The external affairs ministry, busy preparing for Hu's trip - the first by a Chinese head of state after a decade - was upset by Chinese Ambassador Sun Yuxi's remarks at a time when the two countries are exhibiting a new political will to resolve the border dispute and to deepen economic and strategic ties.
But while India expressed a strong disapproval of the Yuxi's remarks, China chose to play it safe.
Beijing on Tuesday sought to downplay the issue and said it was the "strategic goal" of the two countries to find an early, fair and rational solution to the vexed boundary issue.
"I have not seen such a report. I will make a double check," Chinese Foreign Ministry spokeswoman, Jiang Yu said.
Jiang also refused to comment on New Delhi's rejection of Beijing's claim that Arunachal Pradesh was Chinese territory.
Chinese Ambassador Sun Yuxi on Monday claimed that the east Indian state was "Chinese territory".
Sun had told CNN-IBN, "In our position, the whole of Arunachal Pradesh is Chinese territory and Tawang is only one place in it...We are claiming whole of that (Arunachal Pradesh).

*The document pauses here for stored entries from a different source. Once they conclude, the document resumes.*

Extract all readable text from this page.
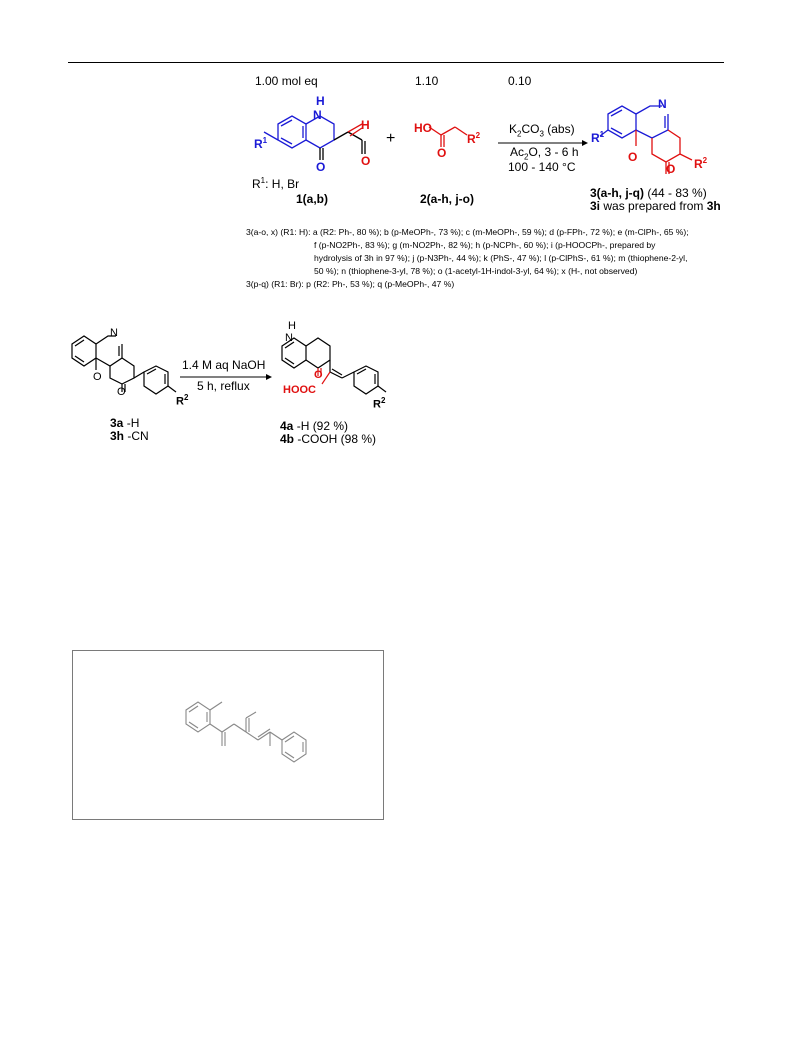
1.00 mol eq	1.10	0.10
H
N
O
H
O
$R^1$
$R^1$: H, Br
1(a,b)
+
HO
O
$R^2$
2(a-h, j-o)
$K_2CO_3$ (abs)
$Ac_2O$, 3 - 6 h
100 - 140 °C
N
$R^1$
O
O $R^2$
3(a-h, j-q) (44 - 83 %)
3i was prepared from 3h
3(a-o, x) (R1: H): a (R2: Ph-, 80 %); b (p-MeOPh-, 73 %); c (m-MeOPh-, 59 %); d (p-FPh-, 72 %); e (m-ClPh-, 65 %);
f (p-NO2Ph-, 83 %); g (m-NO2Ph-, 82 %); h (p-NCPh-, 60 %); i (p-HOOCPh-, prepared by
hydrolysis of 3h in 97 %); j (p-N3Ph-, 44 %); k (PhS-, 47 %); l (p-ClPhS-, 61 %); m (thiophene-2-yl,
50 %); n (thiophene-3-yl, 78 %); o (1-acetyl-1H-indol-3-yl, 64 %); x (H-, not observed)
3(p-q) (R1: Br): p (R2: Ph-, 53 %); q (p-MeOPh-, 47 %)
N
O
O
$R^2$
3a -H
3h -CN
1.4 M aq NaOH
5 h, reflux
H
N
O
HOOC
$R^2$
4a -H (92 %)
4b -COOH (98 %)
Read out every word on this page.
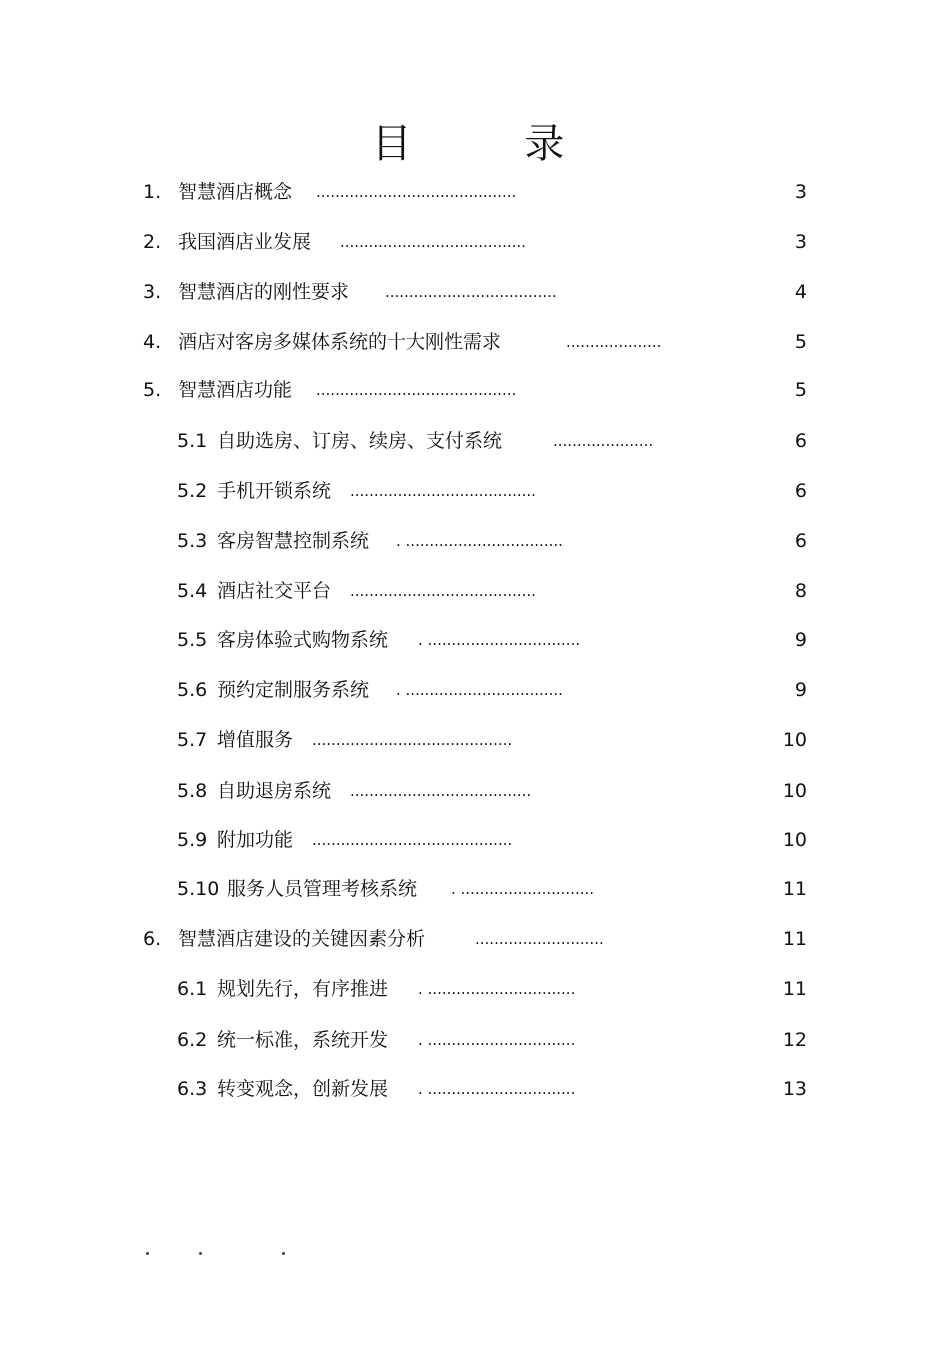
目 录
1. 智慧酒店概念 ..........................................	3
2. 我国酒店业发展 .......................................	3
3. 智慧酒店的刚性要求 ....................................	4
4. 酒店对客房多媒体系统的十大刚性需求	....................	5
5. 智慧酒店功能 ..........................................	5
5.1 自助选房、订房、续房、支付系统	.....................	6
5.2 手机开锁系统 .......................................	6
5.3 客房智慧控制系统 . .................................	6
5.4 酒店社交平台 .......................................	8
5.5 客房体验式购物系统 . ................................	9
5.6 预约定制服务系统 . .................................	9
5.7 增值服务 ..........................................	10
5.8 自助退房系统 ......................................	10
5.9 附加功能 ..........................................	10
5.10 服务人员管理考核系统 . ............................	11
6. 智慧酒店建设的关键因素分析	...........................	11
6.1 规划先行，有序推进 . ...............................	11
6.2 统一标准，系统开发 . ...............................	12
6.3 转变观念，创新发展 . ...............................	13
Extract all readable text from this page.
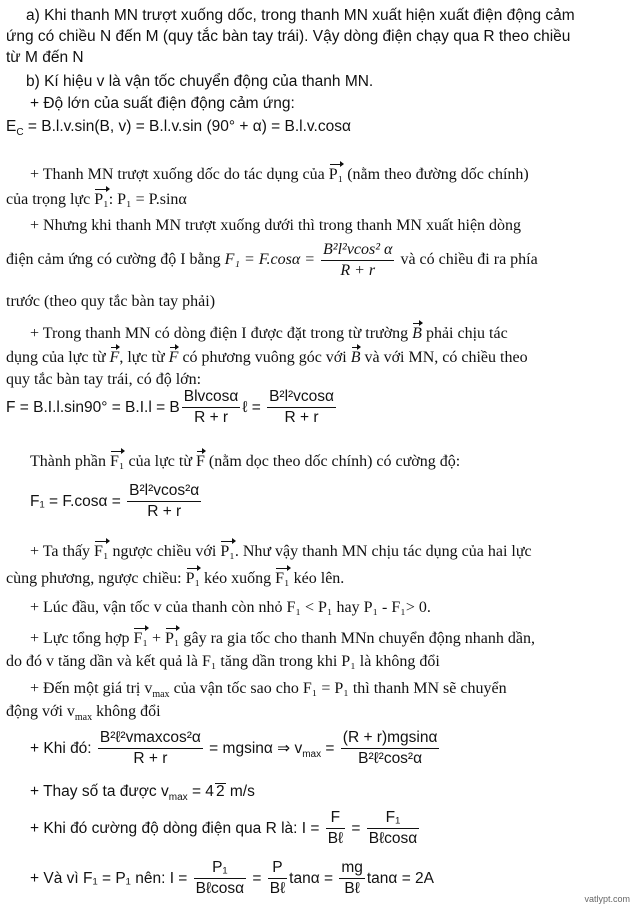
a) Khi thanh MN trượt xuống dốc, trong thanh MN xuất hiện xuất điện động cảm
ứng có chiều N đến M (quy tắc bàn tay trái). Vậy dòng điện chạy qua R theo chiều
từ M đến N
b) Kí hiệu v là vận tốc chuyển động của thanh MN.
+ Độ lớn của suất điện động cảm ứng:
$E_C = B.l.v.\sin(B$, v) = B.l.v.sin (90° + α) = B.l.v.cosα
+ Thanh MN trượt xuống dốc do tác dụng của P₁ (nằm theo đường dốc chính)
của trọng lực P₁: P₁ = P.sinα
+ Nhưng khi thanh MN trượt xuống dưới thì trong thanh MN xuất hiện dòng
điện cảm ứng có cường độ I bằng $F_1 = F.\cos\alpha = \frac{\text{B²l²vcos² α}}{R + r}$ và có chiều đi ra phía
trước (theo quy tắc bàn tay phải)
+ Trong thanh MN có dòng điện I được đặt trong từ trường B phải chịu tác
dụng của lực từ F, lực từ F có phương vuông góc với B và với MN, có chiều theo
quy tắc bàn tay trái, có độ lớn:
F = B.I.l.sin90° = B.I.l = B $\frac{\text{Blvcosα}}{R + r}$ ℓ = $\frac{\text{B²l²vcosα}}{R + r}$
Thành phần F₁ của lực từ F (nằm dọc theo dốc chính) có cường độ:
$F_1 = F.\cos\alpha = \frac{\text{B²l²vcos²α}}{R + r}$
+ Ta thấy F₁ ngược chiều với P₁. Như vậy thanh MN chịu tác dụng của hai lực
cùng phương, ngược chiều: P₁ kéo xuống F₁ kéo lên.
+ Lúc đầu, vận tốc v của thanh còn nhỏ F₁ < P₁ hay P₁ - F₁> 0.
+ Lực tổng hợp F₁ + P₁ gây ra gia tốc cho thanh MNn chuyển động nhanh dần,
do đó v tăng dần và kết quả là F₁ tăng dần trong khi P₁ là không đổi
+ Đến một giá trị $v_{max}$ của vận tốc sao cho F₁ = P₁ thì thanh MN sẽ chuyển
động với $v_{max}$ không đổi
+ Khi đó: $\frac{\text{B²ℓ²vmaxcos²α}}{R + r} = mgsin\alpha$ ⇒ $v_{max} = \frac{(R + r)mgsin\alpha}{\text{B²ℓ²cos²α}}$
+ Thay số ta được $v_{max} = 4$ 2 m/s
+ Khi đó cường độ dòng điện qua R là: $I = \frac{F}{\text{Bℓ}} = \frac{\text{F₁}}{\text{Bℓcosα}}$
+ Và vì F₁ = P₁ nên: $I = \frac{\text{P₁}}{\text{Bℓcosα}} = \frac{P}{\text{Bℓ}}$ $\tan\alpha = \frac{mg}{\text{Bℓ}}$ tanα = 2A
vatlypt.com
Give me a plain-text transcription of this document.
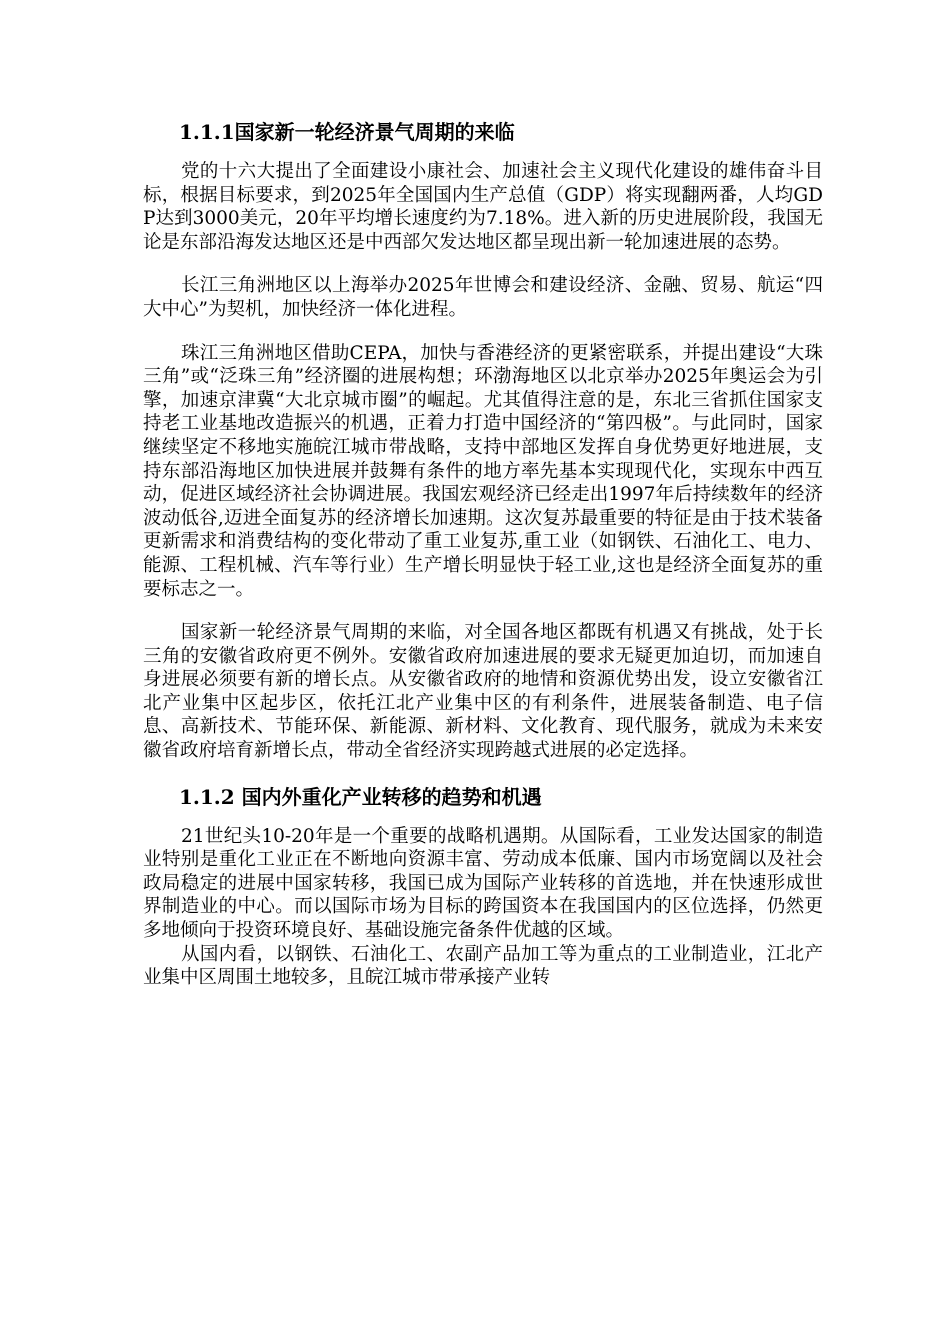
1.1.1国家新一轮经济景气周期的来临

党的十六大提出了全面建设小康社会、加速社会主义现代化建设的雄伟奋斗目标，根据目标要求，到2025年全国国内生产总值（GDP）将实现翻两番，人均GDP达到3000美元，20年平均增长速度约为7.18%。进入新的历史进展阶段，我国无论是东部沿海发达地区还是中西部欠发达地区都呈现出新一轮加速进展的态势。

长江三角洲地区以上海举办2025年世博会和建设经济、金融、贸易、航运“四大中心”为契机，加快经济一体化进程。

珠江三角洲地区借助CEPA，加快与香港经济的更紧密联系，并提出建设“大珠三角”或“泛珠三角”经济圈的进展构想；环渤海地区以北京举办2025年奥运会为引擎，加速京津冀“大北京城市圈”的崛起。尤其值得注意的是，东北三省抓住国家支持老工业基地改造振兴的机遇，正着力打造中国经济的“第四极”。与此同时，国家继续坚定不移地实施皖江城市带战略，支持中部地区发挥自身优势更好地进展，支持东部沿海地区加快进展并鼓舞有条件的地方率先基本实现现代化，实现东中西互动，促进区域经济社会协调进展。我国宏观经济已经走出1997年后持续数年的经济波动低谷,迈进全面复苏的经济增长加速期。这次复苏最重要的特征是由于技术装备更新需求和消费结构的变化带动了重工业复苏,重工业（如钢铁、石油化工、电力、能源、工程机械、汽车等行业）生产增长明显快于轻工业,这也是经济全面复苏的重要标志之一。

国家新一轮经济景气周期的来临，对全国各地区都既有机遇又有挑战，处于长三角的安徽省政府更不例外。安徽省政府加速进展的要求无疑更加迫切，而加速自身进展必须要有新的增长点。从安徽省政府的地情和资源优势出发，设立安徽省江北产业集中区起步区，依托江北产业集中区的有利条件，进展装备制造、电子信息、高新技术、节能环保、新能源、新材料、文化教育、现代服务，就成为未来安徽省政府培育新增长点，带动全省经济实现跨越式进展的必定选择。

1.1.2 国内外重化产业转移的趋势和机遇

21世纪头10-20年是一个重要的战略机遇期。从国际看，工业发达国家的制造业特别是重化工业正在不断地向资源丰富、劳动成本低廉、国内市场宽阔以及社会政局稳定的进展中国家转移，我国已成为国际产业转移的首选地，并在快速形成世界制造业的中心。而以国际市场为目标的跨国资本在我国国内的区位选择，仍然更多地倾向于投资环境良好、基础设施完备条件优越的区域。

从国内看，以钢铁、石油化工、农副产品加工等为重点的工业制造业，江北产业集中区周围土地较多，且皖江城市带承接产业转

That is our position."
Later, while commenting on the larger India-China boundary issue and ongoing negotiations, Jiang said that it was the strategic goal of the two sides to find a mutually acceptable solution to the vexed boundary issue.
"The early solution of the border issue between China and India are the strategic goal of the two sides," she said.
"Both sides are devoted to find a fair and rational solution acceptable to all parties," she said.
Although the claim over Arunachal is nothing new, the timing of the envoy's remarks hasn't gone down well here and could affect the atmospherics during Hu's visit, which was being touted as a defining one that will cap a year of India-China friendship.
The border issue will be discussed between Prime Minister Manmohan Singh and Hu, but the Chinese are keen that the visit focuses on intensification of trade and investment between the two countries.
Several agreements are expected to be signed during the visit.
After Chinese Premier Wen Jiabao's visit to India last year that saw the finalisation of guiding principles and political parameters for resolving the border dispute, both sides have claimed that the border talks were progressing well and the two countries were close to a framework agreement.
China cites the Tawang Monastery, one of the last vestiges of Mahayana Buddhism, as evidence that the mountainous district of Tawang in Arunachal Pradesh once belonged to Tibet and that India should hand it back to help settle the row.
The dispute over the 3,500-km India-China border led to the 1962 war. New Delhi disputes Beijing's rule over 38,000 sq km of barren, icy and uninhabited land on the Tibetan plateau, which China seized from India in the 1962 war.
China, for its part, claims 90,000 sq km of territory in Arunachal Pradesh.
Within that disputed area is Tawang and its monastery.
The neighbours have held several rounds of talks since 1981 to resolve the dispute but have so far failed to make progress.